Now, Lado is taking her expertise to the World Health Organization, advising on case management for Marburg and drawing from her years of experience responding to Ebola.
What’s especially concerning to her about Marburg is how it has changed over time: the virus is now affecting countries, including Equatorial Guinea, that have never had an outbreak, originating in bats. While not likely to trigger a pandemic, such outbreaks could be devastating for low-income countries with weak health systems—a threat that makes global solidarity, including vaccine equity, crucial in the fight against Marburg.
“The risk of this expanding to other countries is not like COVID or the flu, but the problem is that it happens in places where normally they have weak health care systems,” she says. “It would be complicated in Europe, but in countries where it happens, it’s even worse.”
Dead minks in Spain. Dead sea lions in Peru. Dead seals in the United States.
All of these animals were killed by avian flu, a virus that has historically affected birds, but in recent years has spread to other mammals. These outbreaks have global health experts worried that the virus could one day mutate to transmit among humans—a change that could trigger a global pandemic.
“If we start seeing clusters of human cases of these avian flus, then that would mean the virus has mutated enough to pass the barrier between animals and humans and that would be definitely worrisome,” says Lado. “That is exactly what happened with COVID.”
Symptoms of avian flu include a fever and coughing, resembling those of other flus. The virus is airborne, enabling it to become a pandemic if it ever transmitted human-to-human.
Humans have caught variants of the flu through contact with infected birds. An 11-year-old girl in Cambodia died of avian flu after coming into contact with poultry. (Her father in the same household was infected, but had no symptoms and survived.)
The mortality rate from avian flu, in humans, is 53%—COVID-19, by contrast, is 1% and the seasonal flu is 0.1%.

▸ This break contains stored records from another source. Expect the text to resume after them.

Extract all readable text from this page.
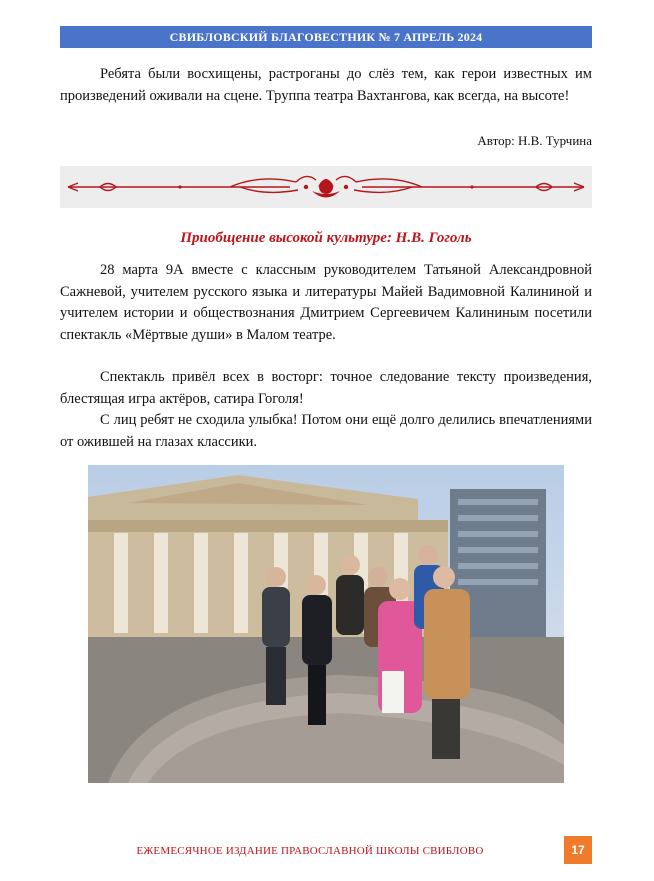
СВИБЛОВСКИЙ БЛАГОВЕСТНИК № 7 АПРЕЛЬ 2024

Ребята были восхищены, растроганы до слёз тем, как герои известных им произведений оживали на сцене. Труппа театра Вахтангова, как всегда, на высоте!

Автор: Н.В. Турчина
Приобщение высокой культуре: Н.В. Гоголь

28 марта 9А вместе с классным руководителем Татьяной Александровной Сажневой, учителем русского языка и литературы Майей Вадимовной Калининой и учителем истории и обществознания Дмитрием Сергеевичем Калининым посетили спектакль «Мёртвые души» в Малом театре.

Спектакль привёл всех в восторг: точное следование тексту произведения, блестящая игра актёров, сатира Гоголя!

С лиц ребят не сходила улыбка! Потом они ещё долго делились впечатлениями от ожившей на глазах классики.

ЕЖЕМЕСЯЧНОЕ ИЗДАНИЕ ПРАВОСЛАВНОЙ ШКОЛЫ СВИБЛОВО	17
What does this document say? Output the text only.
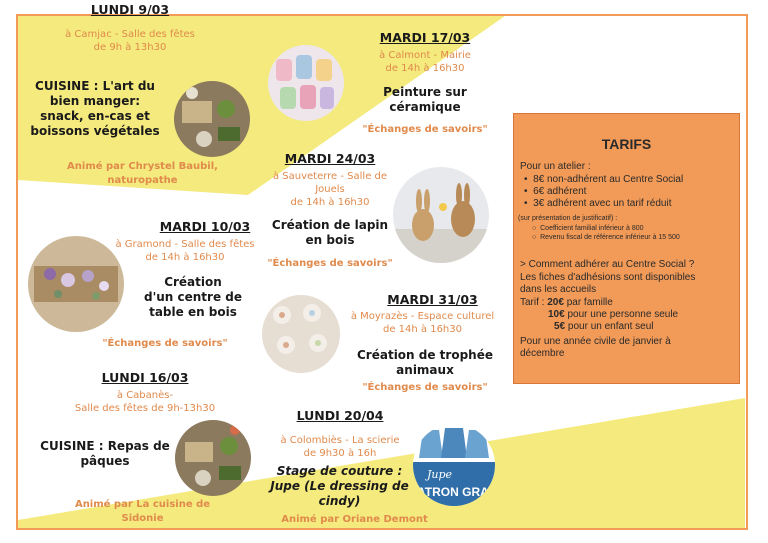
LUNDI 9/03
à Camjac - Salle des fêtes
de 9h à 13h30
CUISINE : L'art du
bien manger:
snack, en-cas et
boissons végétales
Animé par Chrystel Baubil,
naturopathe
MARDI 17/03
à Calmont - Mairie
de 14h à 16h30
Peinture sur
céramique
"Échanges de savoirs"
MARDI 24/03
à Sauveterre - Salle de
Jouels
de 14h à 16h30
Création de lapin
en bois
"Échanges de savoirs"
MARDI 10/03
à Gramond - Salle des fêtes
de 14h à 16h30
Création
d'un centre de
table en bois
"Échanges de savoirs"
MARDI 31/03
à Moyrazès - Espace culturel
de 14h à 16h30
Création de trophée
animaux
"Échanges de savoirs"
LUNDI 16/03
à Cabanès-
Salle des fêtes de 9h-13h30
CUISINE : Repas de
pâques
Animé par La cuisine de
Sidonie
LUNDI 20/04
à Colombiès - La scierie
de 9h30 à 16h
Stage de couture :
Jupe (Le dressing de
cindy)
Animé par Oriane Demont
Jupe
ATRON GRAT
TARIFS
Pour un atelier :
•  8€ non-adhérent au Centre Social
•  6€ adhérent
•  3€ adhérent avec un tarif réduit
(sur présentation de justificatif) :
○  Coefficient familial inférieur à 800
○  Revenu fiscal de référence inférieur à 15 500
> Comment adhérer au Centre Social ?
Les fiches d'adhésions sont disponibles
dans les accueils
Tarif : 20€ par famille
10€ pour une personne seule
5€ pour un enfant seul
Pour une année civile de janvier à
décembre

Still, says Lado, the general public should not panic. No sustained human-to-human transmission has been reported, and the risk to the public is low. There have been nine cases reported in humans worldwide since early 2022, the start of the current outbreak. But the scientific community is—and should be—worried.

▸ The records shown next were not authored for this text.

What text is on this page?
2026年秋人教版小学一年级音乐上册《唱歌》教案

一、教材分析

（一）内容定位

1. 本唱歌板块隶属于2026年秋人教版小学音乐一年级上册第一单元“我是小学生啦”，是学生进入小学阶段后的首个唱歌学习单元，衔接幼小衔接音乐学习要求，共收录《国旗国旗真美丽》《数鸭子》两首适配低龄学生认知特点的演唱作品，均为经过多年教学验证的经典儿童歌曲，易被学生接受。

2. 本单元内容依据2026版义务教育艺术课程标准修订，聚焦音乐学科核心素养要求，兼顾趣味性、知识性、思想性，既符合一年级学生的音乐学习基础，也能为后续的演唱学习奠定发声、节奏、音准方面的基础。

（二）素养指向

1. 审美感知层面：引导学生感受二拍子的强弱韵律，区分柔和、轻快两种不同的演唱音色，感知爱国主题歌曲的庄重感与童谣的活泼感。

“If this ends up having some mutation and producing more disease in humans, we want to be detecting it as soon as it happens,” she says.
The global health community has already begun pandemic preparedness measures, setting up surveillance groups to identify cases. The U.S., which has a stockpile of avian flu vaccines, is considering mass vaccination of poultry and has reportedly sent viral samples to drug-makers.
A recent report by PIH’s Garrett Wilkinson, government relations and policy officer, and James Krellenstein of the consulting firm Global Health Strategies found that the U.S. could need at least 650 million doses of the H5N1 vaccine for use in humans. It’s unclear how that number could be produced with current manufacturing capacity.
Worldwide, the picture is even more bleak.
As with Marburg virus, Lado is concerned about low-income countries that don’t have strong health systems and infrastructure in place, including the testing and lab capacity to even detect the virus. More outbreaks mean more opportunities for the virus to mutate.
“If some small aspects change, like some mutations happen, this could become the next pandemic,” she says.